A melhor receita para o romance policial: o detective não deve saber nunca mais do que o leitor.
(Agatha Christie)
Claro que o subtítulo brinca com o “Seis passeios pelo bosque da ficção” (1994), de Umberto Eco, não sei quantos serão, não pretendo teorizar o tema, não aspiro a percorrer uma tipologia nem a trazer à colação os que poderiam ser estratégicos na galeria dos possíveis exemplos… apenas passear por algumas veredas que me seduzam mais neste bosque.

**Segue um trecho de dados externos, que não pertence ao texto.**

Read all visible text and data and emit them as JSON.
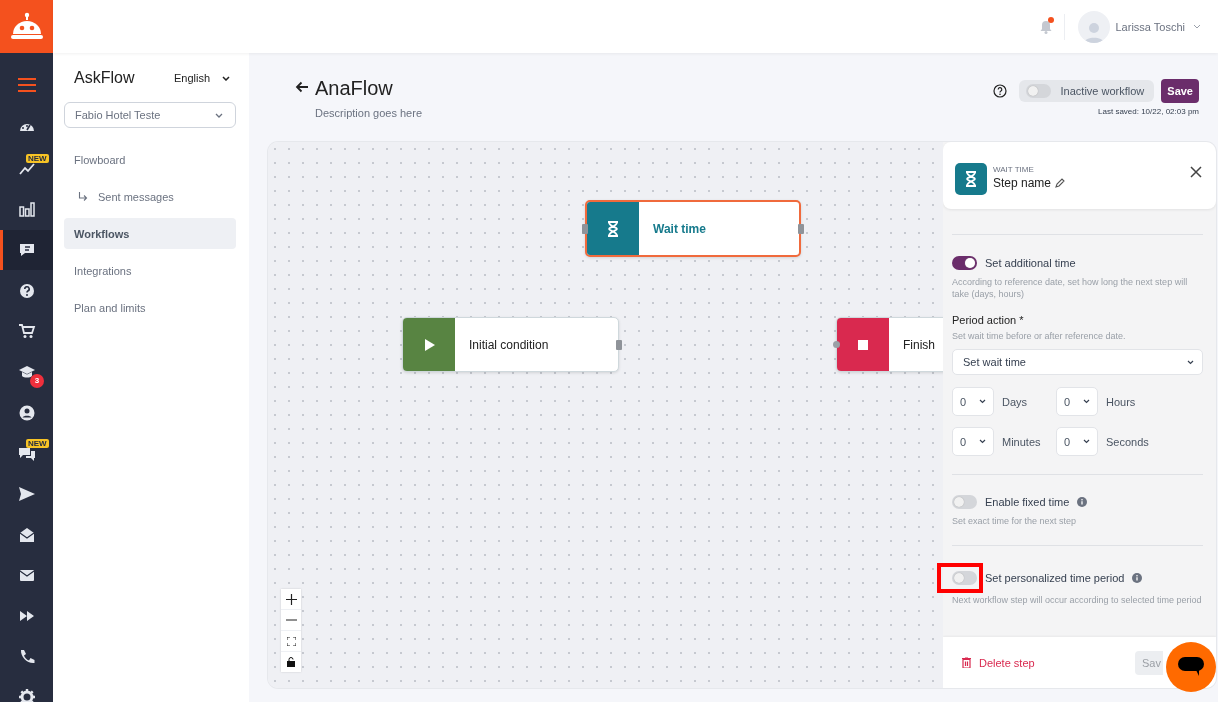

Há literatura para todos os momentos e objectivos. Há, até, Biblioterapia, inclusivamente, que “cura” (Osho). E “Os livros das nossas vidas” (2016), como nos afirmam Nazaré Barros e Mendo Castro Henriques, para todos os gostos. No centro dessa diversidade imensa, claro, o cânone (Harold Bloom), os clássicos comunitários (Italo Calvino), os dos Mestres (George Steiner), as “enciclopédias da tribo” (Eric Havelock)… enfim, o cânone é vasta matéria a que dediquei reflexão para que remeto quem por ele se interesse: da trilogia que o teoriza (“Luz e Sombras no Cânone Literário”, 2014; “Do que não existe. Repensando o Cânone Literário”, 2018; “Perfis & Molduras no Cânone Literário”, 2018), ao sombreado que perscrutei, de seguida, numa duologia (Sfumato. Figurações in hoc signo. Na senda da identidade nacional, 2019; Sfumato & Cânone. Na senda da identidade nacional, 2021).
Quando se deseja a mera distracção, eis o policial a emergir da prateleira e a afundar-nos na poltrona, prendendo-nos pela noite dentro. Em era de incerteza de Erwin Schrödinger (Tobias Hürter, Eric Hobsbawm, John Kenneth Galbraith, António Barreto, etc.), oferecem-nos a crise e a ultrapassagem que nos afunda num sono tranquilo…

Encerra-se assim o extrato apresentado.